= Thomas Cochrane (doctor) =

Scottish medical missionary

Thomas Cochrane M.B. C.M (1866–1953) was a Scottish medical missionary. He is notable for founding the first school to teach western medicine to Chinese trainee doctors, and for his influential London-based campaigns to promote missionary work.

==Early life==
Cochrane was brought up in Greenock, Scotland. In 1882, he was inspired to become a missionary after listening to the evangelical preacher Dwight L. Moody. He trained to be a doctor at the University of Glasgow, and in 1897 traveled to China with the London Missionary Society.

==Work in China==
Cochrane arrived in Chaoyang hospital, Mongolia when the country was in the throes of the Boxer Rebellion. Braving threats from bandits, he traveled from village to village in an ox cart dispensing medical aid. Mr and Mrs Liddell, the parents of the famous runner Eric Liddell the famous, were also there at the time. In 1900, he moved to Beijing to restore the hospital which had been almost totally demolished. Cochrane succeeded in obtaining royal support for his work after he healed the Empress Dowager Cixi's chief eunuch and her chief lady-in-waiting. He decided to establish the hospital as a training hospital so as to educate Chinese doctors in the western style of medicine. With the support of the Empress and other missionary bodies he founded the Peking Union Medical College. To support the students at the College, Cochrane translated in to Mandarin western medical books such as Heath’s Anatomy (1909) and Heath’s Osteology (1910). In 1916, the hospital was transferred to the Rockefeller Institute.

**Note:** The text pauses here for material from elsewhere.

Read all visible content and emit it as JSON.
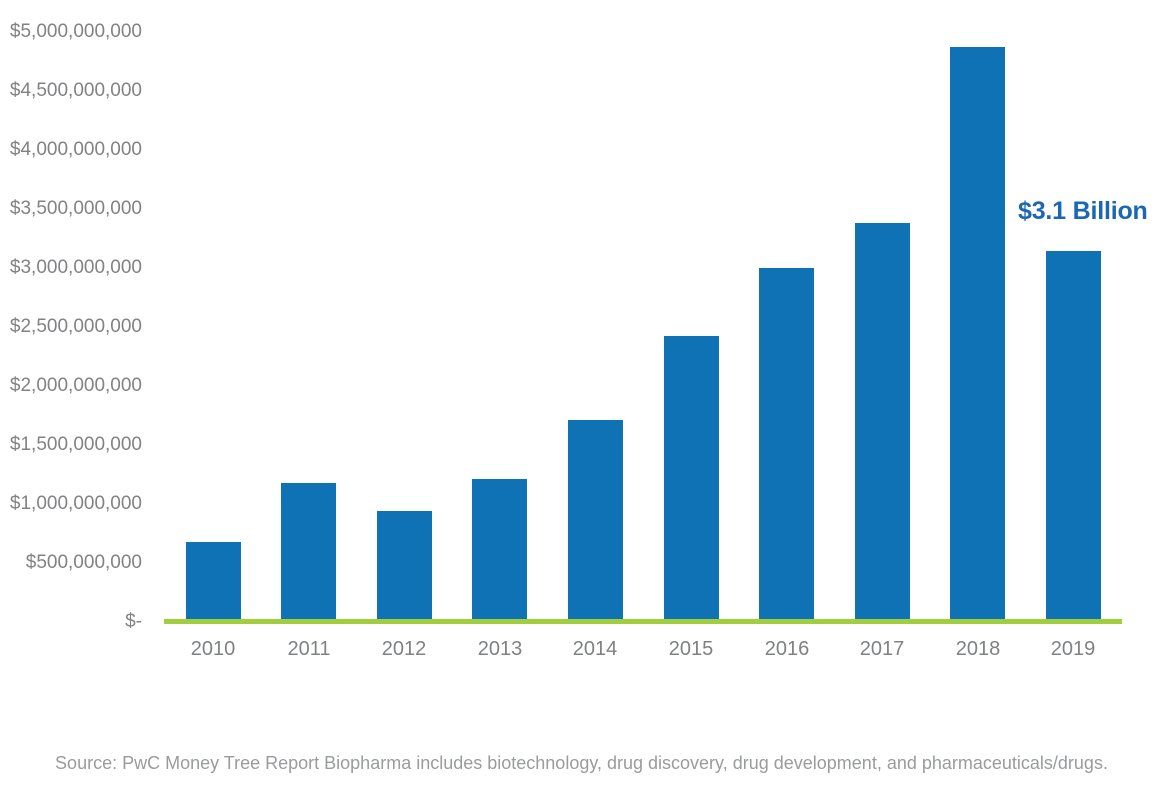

==Campaigns to promote missionary work==
Cochrane believed that missionary work should be co-ordinated, organised and well supplied. In 1913, the Christian Literature Society of China published his Survey of the Missionary Occupation of China with an accompanying atlas showing missionary activities in the provinces of China. The work called for trained personnel, medical equipment, and supplies. After he returned to England in 1915, he continued to encourage the gathering and promotion of knowledge on the state of missionary work and needs across the world. He founded the Mildmay Movement for World Evangelisation, based in the Mildmay Centre, next to the Mildmay Mission Hospital (a separate and older organisation) in Islington, London. In 1924, together with like minded trustees, businessman Sidney J. W. Clark and Roland Allen, he set up the Survey Application Trust, an organisation to promote missionary work through publications. He served as the editor of the publication World Dominion. In 1949, he founded the publication The World Christian Handbook. His campaigning though his publications and the missionary conferences held at the Mildmay Centre were an inspiration to many at the time to fund and participate in missionary activities.

==Personal life==
Cochrane was married twice. He had three sons by his first wife. After she died in 1930, he married again and gained six stepdaughters. He died in Pinner, Middlesex in 1953.